Fenix Outdoor published its interim condensed consolidated financial statement for the period ending September 30, 2025.
Find the published quarterly report in English and Swedish for Q3, 2025 below or find all our quarterly reports in our financial reports archive.
Improving bottom line at last
The third quarter showed an improvement in sales and profitability to the same quarter last year, mostly through Devold. The retail market continued to be driven by price pressure and a warm start of the winter season, which meant a slower start of winter sales in September. Among the Brands there was a mixed picture.
Globetrotter, our German retailer, limited its use of discounts to drive digital sales which meant substantially lower digital sales, but it had almost no negative effect on brick-and-mortar sales. This lead to an improved gross profit to earlier quarter and a much better gross margin.
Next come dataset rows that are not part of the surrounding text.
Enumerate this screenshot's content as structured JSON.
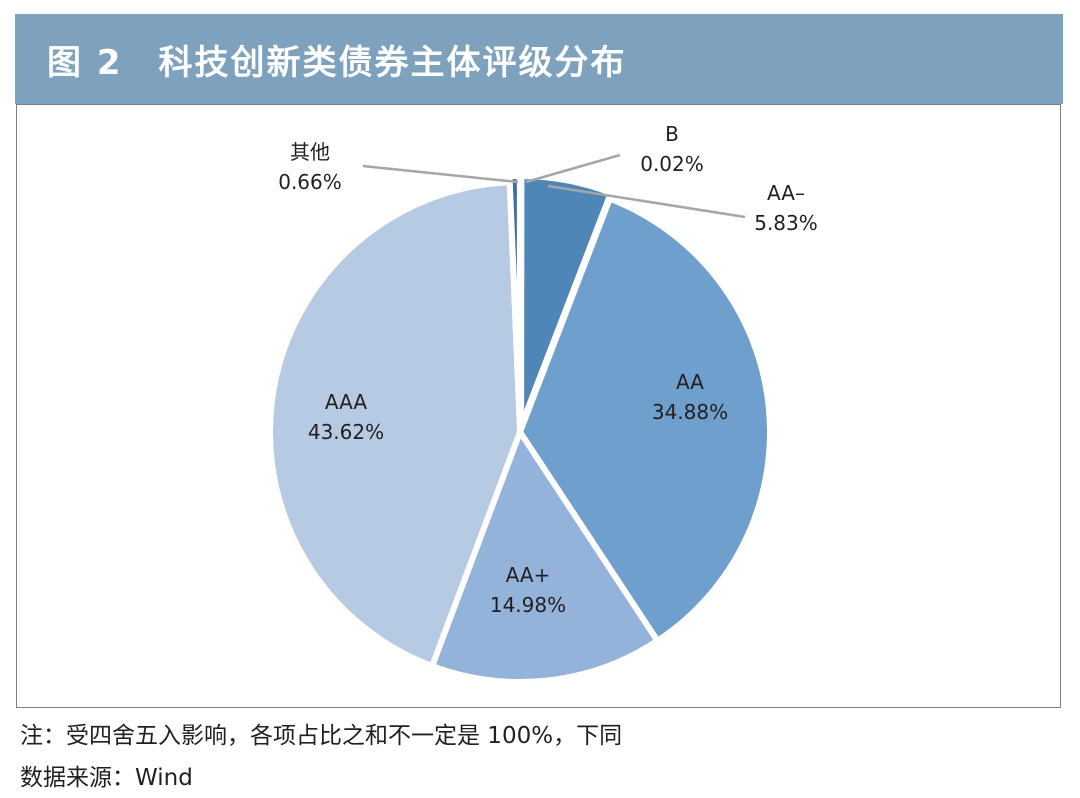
{
  "title": "图 2　科技创新类债券主体评级分布",
  "note": "注：受四舍五入影响，各项占比之和不一定是 100%，下同",
  "source": "数据来源：Wind",
  "colors": {
    "title_bar": "#7ea2bd",
    "frame": "#7f7f7f",
    "leader": "#a6a6a6"
  },
  "chart_data": {
    "type": "pie",
    "slices": [
      {
        "name": "B",
        "value": 0.02,
        "value_label": "0.02%",
        "color": "#5b7fa6"
      },
      {
        "name": "AA–",
        "value": 5.83,
        "value_label": "5.83%",
        "color": "#4f86b8"
      },
      {
        "name": "AA",
        "value": 34.88,
        "value_label": "34.88%",
        "color": "#6f9fcd"
      },
      {
        "name": "AA+",
        "value": 14.98,
        "value_label": "14.98%",
        "color": "#93b3db"
      },
      {
        "name": "AAA",
        "value": 43.62,
        "value_label": "43.62%",
        "color": "#b6cae3"
      },
      {
        "name": "其他",
        "value": 0.66,
        "value_label": "0.66%",
        "color": "#3f6f9e"
      }
    ]
  }
}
We also are continuing to see improvement in our Nord American business where Canada continues to stand out in performance. The operating profit of the Group increased to 32,061 TEUR from 28,566 TEUR last year. Both the comparable business and Devold contributed to the increase.
The Net sales for the quarter ended at 206.4 MEUR vs 197.5 MEUR last year. The increase was driven by punctual delivery of preorders and Devold. In terms of the split between consumer sales between digital and brick and mortar shifted. The brick and mortar have outperformed digital in almost all markets and even more in the third quarter. The gross margin of the Group increased due to more direct to consumer sales and less discounting in the quarter as well as a higher gross margin in the Brands segment.
We had around 1.3 MEUR in one off costs from some minor restructuring. We also had higher than anticipated higher costs in the logistic operations, as we did not gain as much efficiency yet as anticipated.
Brands
The Brands segment, excluding the effect of the North American wholesales business, showed increased sales of 17.0 %. The increase was driven by Fjällräven deliveries from a higher preorder book as well as the addition from Devold. Hanwag delivered preemptively a part of their preorders already in Q2 to take height for startup problems during Q3 in their change of business system. Royal Robbins showed increased sales, but from smaller numbers. The North American retail operation continued their improvement. The gross margin recovered compared to earlier quarters, due to lower need to discount merchandise. The costs were kept under control and savings were taking effect.
Global Sales
Overall Global sales decreased in net sales to 34.0 MEUR vs 52.8 MEUR last year. Most of the decrease was due to the fact that the North American business now are accounted in Brands. On a like for like business the European distribution was down 1%, driven by Hanwag orders being delivered in Q2 and some IT related delivery problem at Hanwag. The Asia/Pacific markets continued to grow, making a rebound from earlier quarters. The non-consolidated Chines business continued to grow and is like to show record sales and result for the year in local currency.
Frilufts
Sales in the Frilufts operation showed a decrease of 3.1 %, from 97.4 MEUR to 94.4 MEUR. This was driven by a general decrease in digital sales decrease and the volatile warm situation in September. Despite that Globetrotter showed an improved result, due to less discounting, meaning a higher profitability for Frilufts in the quarter.
Retail channel development from a Group perspective
Our total brick-and-mortar sales was flat 86.5 MEUR vs 86.7 MEUR. Our digital sales decreased from 37.4 MEUR to 32.2 MEUR, -13.7 %.
Q4 sales
In terms of our expectation for Q4 it is depending on the weather. The colder the better. The actual fallout remains to be seen, but we expect Devold to contribute to the total sales and the bottom-line in Q4. However, due to the current situation in the market both politically and economically nobody knows.
Going forward
We still have challenges. The original core outdoor market is still not growing. There is a growth in extended outdoor like outdoor lifestyle, which is more volatile as it is more fashion and distributed through different sales channels. The general price pressure driven by the web retailers is a challenge. We are therefore implementing a new channel strategy, which will start being implemented next year. We are also entering a faze in our business system change. This will be important to our future success as we are changing a lot of our processes to both become more efficient as well as enabling us to lower risk and serve the market, both dealers and consumers, better. The insecurity in the market also means that we must carry larger risk as dealers are returning to a smaller proportion of preorders. Therefore we are working on creating a more flexibly supply chain to better serve the market at a lower risk. In terms of our logistic operation, we see operative cost savings of around 4 MEUR compared on an annual basis as we finish migrating the operation to Ludwigslust.
However, we see a reasonable preorder book for the spring compared to last year for Brands and Global sales. We believe will have a stronger contribution from Devold next year as the rollout in new markets through Fenix sales channels starts next Spring. In terms of investment, we will next year focus on increasing our market presence e.g. marketing spending.